Folks,
Trying to get my head around this - and I've made it work, but it feels rather hackish.
Let's say I have two resource types: User and Widget. A User has many Widgets, a Widget belongs to a User
In routes.rb I have Widgets mapped as a nested resource:
map.resources :users do |users| users.resources :widgets end
In an ideal world, I'd like to be able to submit many Widgets to users/1/widgets via user_widgets_url, which, for a single resource would look like:
<% form_for([@user, @widget], :url => user_widgets_url) do |f| %> <%= f.text_field :some_widget_field %> ... <% end %>
That would then post to user/1/widgets (invoking the create method) and all would be well with little controller code.
But what if I wanted to submit many distinct widgets in this form submit (effectively creating n number of new Widgets associated to a User)? I realize that RESTful resources are by-and-large created to work with single instances of a resource (outside of index) but what if that 'resource' is a collection.
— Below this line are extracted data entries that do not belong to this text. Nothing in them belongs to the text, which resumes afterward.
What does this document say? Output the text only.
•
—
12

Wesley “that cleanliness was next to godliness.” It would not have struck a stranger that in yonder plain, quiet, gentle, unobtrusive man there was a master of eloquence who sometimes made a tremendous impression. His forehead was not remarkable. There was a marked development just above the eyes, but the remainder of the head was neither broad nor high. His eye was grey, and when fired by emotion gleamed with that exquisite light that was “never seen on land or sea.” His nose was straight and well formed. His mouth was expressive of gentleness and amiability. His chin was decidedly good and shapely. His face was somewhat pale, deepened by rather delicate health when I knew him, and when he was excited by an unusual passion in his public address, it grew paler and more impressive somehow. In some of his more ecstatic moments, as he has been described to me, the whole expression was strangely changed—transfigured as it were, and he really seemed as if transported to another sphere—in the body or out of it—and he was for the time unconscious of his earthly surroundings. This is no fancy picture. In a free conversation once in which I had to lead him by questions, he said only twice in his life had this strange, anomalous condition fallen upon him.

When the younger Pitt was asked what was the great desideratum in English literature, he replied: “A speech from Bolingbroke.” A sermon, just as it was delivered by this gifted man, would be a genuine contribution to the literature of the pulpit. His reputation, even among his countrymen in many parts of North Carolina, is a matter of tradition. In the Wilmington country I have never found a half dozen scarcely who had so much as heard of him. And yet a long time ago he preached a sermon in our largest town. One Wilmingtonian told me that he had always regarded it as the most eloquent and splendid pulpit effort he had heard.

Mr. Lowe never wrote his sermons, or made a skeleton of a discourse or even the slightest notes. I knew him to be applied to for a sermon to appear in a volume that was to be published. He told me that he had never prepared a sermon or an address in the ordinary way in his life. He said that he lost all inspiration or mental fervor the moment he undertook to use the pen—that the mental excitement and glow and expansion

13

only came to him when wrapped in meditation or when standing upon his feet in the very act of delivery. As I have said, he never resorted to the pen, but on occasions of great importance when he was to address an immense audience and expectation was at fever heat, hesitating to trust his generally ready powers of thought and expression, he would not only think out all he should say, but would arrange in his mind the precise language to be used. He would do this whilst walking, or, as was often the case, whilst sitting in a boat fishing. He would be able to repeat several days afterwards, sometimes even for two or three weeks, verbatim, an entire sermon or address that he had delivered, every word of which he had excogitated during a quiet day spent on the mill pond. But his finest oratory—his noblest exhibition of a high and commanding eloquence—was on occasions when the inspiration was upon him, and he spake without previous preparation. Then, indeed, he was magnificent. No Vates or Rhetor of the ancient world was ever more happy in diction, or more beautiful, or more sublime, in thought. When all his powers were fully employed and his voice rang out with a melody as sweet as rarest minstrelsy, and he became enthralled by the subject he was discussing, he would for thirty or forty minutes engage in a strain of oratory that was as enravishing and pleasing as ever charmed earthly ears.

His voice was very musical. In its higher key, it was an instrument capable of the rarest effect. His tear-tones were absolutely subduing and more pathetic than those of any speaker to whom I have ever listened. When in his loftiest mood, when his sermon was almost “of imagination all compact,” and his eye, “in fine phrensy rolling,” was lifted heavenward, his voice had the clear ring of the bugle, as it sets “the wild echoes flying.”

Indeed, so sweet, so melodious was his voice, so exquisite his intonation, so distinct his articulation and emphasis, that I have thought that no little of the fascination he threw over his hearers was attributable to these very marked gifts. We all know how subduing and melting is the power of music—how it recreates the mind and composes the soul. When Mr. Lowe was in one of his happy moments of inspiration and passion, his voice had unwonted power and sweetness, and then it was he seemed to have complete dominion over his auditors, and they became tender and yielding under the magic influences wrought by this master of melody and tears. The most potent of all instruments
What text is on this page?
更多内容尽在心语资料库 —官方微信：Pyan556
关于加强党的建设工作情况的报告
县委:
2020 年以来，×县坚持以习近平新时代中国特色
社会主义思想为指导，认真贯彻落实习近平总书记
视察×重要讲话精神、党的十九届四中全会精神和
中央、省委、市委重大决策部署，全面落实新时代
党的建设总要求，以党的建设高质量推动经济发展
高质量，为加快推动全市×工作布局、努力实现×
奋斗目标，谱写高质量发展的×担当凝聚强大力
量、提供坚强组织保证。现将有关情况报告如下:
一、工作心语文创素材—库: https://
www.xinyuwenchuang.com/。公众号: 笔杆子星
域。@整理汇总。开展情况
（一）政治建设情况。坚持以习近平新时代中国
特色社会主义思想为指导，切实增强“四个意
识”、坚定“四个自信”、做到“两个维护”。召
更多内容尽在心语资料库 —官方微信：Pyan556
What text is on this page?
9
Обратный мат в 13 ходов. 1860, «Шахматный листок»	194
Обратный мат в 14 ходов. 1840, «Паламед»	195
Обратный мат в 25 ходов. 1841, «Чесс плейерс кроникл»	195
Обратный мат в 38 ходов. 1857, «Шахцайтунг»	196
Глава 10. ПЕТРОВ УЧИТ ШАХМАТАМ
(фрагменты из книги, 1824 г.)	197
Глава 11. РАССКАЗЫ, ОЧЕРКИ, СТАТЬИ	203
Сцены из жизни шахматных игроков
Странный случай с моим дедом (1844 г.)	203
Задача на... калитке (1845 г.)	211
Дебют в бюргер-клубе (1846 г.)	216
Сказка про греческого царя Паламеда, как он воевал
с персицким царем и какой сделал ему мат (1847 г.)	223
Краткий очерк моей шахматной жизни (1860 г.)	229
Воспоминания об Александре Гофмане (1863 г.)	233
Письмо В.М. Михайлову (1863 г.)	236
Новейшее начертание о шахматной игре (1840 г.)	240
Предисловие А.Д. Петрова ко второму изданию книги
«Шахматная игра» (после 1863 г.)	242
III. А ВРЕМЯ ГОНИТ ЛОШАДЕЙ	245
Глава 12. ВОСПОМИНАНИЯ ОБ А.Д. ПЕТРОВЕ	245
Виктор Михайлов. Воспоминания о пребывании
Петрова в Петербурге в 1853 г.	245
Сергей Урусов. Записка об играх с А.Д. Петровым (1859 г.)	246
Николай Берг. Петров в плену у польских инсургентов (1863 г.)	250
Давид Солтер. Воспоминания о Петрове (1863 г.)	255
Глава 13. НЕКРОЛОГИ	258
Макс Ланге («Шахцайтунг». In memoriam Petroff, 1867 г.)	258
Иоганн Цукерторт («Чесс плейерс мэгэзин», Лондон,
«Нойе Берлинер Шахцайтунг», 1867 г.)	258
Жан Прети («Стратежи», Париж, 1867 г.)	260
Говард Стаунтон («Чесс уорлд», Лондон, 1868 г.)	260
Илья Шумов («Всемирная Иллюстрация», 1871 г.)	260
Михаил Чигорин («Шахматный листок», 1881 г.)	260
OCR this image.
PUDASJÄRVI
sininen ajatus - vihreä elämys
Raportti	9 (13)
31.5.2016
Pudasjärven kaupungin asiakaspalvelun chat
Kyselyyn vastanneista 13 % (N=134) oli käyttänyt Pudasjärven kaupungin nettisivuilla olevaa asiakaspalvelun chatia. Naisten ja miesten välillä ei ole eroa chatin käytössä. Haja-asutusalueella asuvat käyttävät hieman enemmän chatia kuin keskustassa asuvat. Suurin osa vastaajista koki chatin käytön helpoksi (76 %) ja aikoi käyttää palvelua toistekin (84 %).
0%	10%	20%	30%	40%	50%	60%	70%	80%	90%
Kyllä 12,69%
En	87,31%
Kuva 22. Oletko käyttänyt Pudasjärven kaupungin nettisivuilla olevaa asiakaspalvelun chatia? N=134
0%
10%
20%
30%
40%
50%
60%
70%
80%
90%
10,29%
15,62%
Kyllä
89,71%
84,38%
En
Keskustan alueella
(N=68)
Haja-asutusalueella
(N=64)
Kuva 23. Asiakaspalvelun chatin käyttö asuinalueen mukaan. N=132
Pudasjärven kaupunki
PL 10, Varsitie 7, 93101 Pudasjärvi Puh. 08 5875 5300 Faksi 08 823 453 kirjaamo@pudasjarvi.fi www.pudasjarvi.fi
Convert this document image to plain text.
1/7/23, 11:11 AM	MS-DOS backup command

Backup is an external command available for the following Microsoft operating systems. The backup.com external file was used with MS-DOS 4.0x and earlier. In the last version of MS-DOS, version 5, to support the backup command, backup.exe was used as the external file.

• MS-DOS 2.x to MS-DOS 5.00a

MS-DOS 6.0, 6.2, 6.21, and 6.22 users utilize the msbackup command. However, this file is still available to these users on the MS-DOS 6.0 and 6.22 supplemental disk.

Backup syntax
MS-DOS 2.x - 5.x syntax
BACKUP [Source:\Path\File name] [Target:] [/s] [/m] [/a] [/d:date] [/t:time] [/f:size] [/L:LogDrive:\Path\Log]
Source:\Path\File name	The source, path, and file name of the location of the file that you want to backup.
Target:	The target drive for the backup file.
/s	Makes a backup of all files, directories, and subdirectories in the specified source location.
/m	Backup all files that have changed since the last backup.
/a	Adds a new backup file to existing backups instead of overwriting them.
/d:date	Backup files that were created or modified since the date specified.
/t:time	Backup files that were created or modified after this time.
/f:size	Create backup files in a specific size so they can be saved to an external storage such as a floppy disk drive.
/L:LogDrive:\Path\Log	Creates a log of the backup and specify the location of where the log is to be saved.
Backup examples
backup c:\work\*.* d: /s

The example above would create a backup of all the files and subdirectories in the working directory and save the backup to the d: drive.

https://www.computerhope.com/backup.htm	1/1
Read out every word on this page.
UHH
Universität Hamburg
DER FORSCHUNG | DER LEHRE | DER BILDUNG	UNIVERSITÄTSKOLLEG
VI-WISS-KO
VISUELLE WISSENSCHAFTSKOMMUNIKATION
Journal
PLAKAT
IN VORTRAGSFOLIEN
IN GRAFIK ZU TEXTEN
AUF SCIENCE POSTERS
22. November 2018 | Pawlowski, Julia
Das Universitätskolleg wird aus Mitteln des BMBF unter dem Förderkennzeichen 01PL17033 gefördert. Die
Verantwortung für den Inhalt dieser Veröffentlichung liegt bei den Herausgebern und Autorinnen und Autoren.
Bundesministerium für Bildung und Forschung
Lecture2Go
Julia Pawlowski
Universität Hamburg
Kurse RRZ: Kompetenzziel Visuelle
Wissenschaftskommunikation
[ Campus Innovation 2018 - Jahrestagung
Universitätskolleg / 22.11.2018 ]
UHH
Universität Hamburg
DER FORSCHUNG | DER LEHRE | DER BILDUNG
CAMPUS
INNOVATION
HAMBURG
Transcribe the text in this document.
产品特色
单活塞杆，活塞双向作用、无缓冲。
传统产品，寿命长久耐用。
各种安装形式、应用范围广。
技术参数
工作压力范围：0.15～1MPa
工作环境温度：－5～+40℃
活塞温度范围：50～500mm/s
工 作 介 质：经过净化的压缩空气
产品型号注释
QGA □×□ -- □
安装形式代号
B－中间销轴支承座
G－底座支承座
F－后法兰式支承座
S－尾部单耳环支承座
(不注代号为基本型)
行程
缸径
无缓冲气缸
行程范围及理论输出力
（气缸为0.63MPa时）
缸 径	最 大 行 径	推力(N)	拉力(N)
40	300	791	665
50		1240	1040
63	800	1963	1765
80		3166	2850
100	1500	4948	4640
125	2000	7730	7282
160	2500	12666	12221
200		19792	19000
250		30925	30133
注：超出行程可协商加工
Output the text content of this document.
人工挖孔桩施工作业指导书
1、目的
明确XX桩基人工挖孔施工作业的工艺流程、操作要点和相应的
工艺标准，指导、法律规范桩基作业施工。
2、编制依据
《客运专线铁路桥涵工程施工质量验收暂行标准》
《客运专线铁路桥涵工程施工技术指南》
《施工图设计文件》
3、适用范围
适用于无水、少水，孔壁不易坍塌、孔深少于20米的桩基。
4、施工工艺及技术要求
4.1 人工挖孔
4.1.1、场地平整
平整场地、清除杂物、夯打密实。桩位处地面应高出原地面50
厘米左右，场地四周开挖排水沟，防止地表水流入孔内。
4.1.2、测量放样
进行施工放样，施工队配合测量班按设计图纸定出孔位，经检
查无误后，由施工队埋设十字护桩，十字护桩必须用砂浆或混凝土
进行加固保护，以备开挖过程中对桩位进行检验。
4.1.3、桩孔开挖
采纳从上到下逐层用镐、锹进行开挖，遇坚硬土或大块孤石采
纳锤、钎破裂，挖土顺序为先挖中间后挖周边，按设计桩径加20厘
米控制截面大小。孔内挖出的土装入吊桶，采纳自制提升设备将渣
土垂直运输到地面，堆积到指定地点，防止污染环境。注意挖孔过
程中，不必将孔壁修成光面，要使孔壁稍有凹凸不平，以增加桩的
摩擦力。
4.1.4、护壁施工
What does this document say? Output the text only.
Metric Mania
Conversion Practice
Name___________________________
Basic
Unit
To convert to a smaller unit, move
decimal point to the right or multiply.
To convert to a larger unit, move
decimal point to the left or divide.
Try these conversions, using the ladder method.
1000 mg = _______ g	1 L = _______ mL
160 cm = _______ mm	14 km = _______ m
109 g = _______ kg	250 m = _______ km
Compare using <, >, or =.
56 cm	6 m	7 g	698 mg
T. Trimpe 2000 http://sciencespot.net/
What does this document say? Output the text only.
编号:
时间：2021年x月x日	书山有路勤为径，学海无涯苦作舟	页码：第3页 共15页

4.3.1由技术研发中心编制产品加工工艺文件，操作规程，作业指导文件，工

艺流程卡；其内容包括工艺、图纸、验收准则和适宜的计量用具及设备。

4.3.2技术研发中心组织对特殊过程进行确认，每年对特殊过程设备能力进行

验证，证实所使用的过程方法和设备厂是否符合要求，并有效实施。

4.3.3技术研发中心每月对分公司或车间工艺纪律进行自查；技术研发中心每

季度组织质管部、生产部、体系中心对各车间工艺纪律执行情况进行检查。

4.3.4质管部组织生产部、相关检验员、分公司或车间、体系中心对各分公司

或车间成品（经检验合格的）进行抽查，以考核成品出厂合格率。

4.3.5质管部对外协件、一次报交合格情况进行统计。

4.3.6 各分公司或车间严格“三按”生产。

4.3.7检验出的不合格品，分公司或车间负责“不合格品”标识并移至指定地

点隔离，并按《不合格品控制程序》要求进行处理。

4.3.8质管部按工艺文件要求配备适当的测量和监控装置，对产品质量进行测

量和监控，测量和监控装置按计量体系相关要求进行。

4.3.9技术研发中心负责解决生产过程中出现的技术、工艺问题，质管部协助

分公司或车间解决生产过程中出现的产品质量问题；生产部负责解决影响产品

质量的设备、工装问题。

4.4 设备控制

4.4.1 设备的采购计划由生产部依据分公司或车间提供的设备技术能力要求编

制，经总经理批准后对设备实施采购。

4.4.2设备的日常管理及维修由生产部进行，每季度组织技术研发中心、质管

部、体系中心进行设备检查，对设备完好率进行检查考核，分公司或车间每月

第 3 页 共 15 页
I've seen the nested_resources examples in documentation but in most cases it sets up something like this in user.rb:
def widgets_attributes=(attributes) # Process the attributes hash end
And then utilizes fields_for in my template to write out the appropriate fields for a widget...
Is that really the convention? Seems like I'd want to post to the widgets controller as that's the 'resource' in question?
So - in summary - what's the current idiom for posting a collection of resources? Post to the controller associated with the resource (widgets_controller) *or* set up widgets_attributes in user.rb?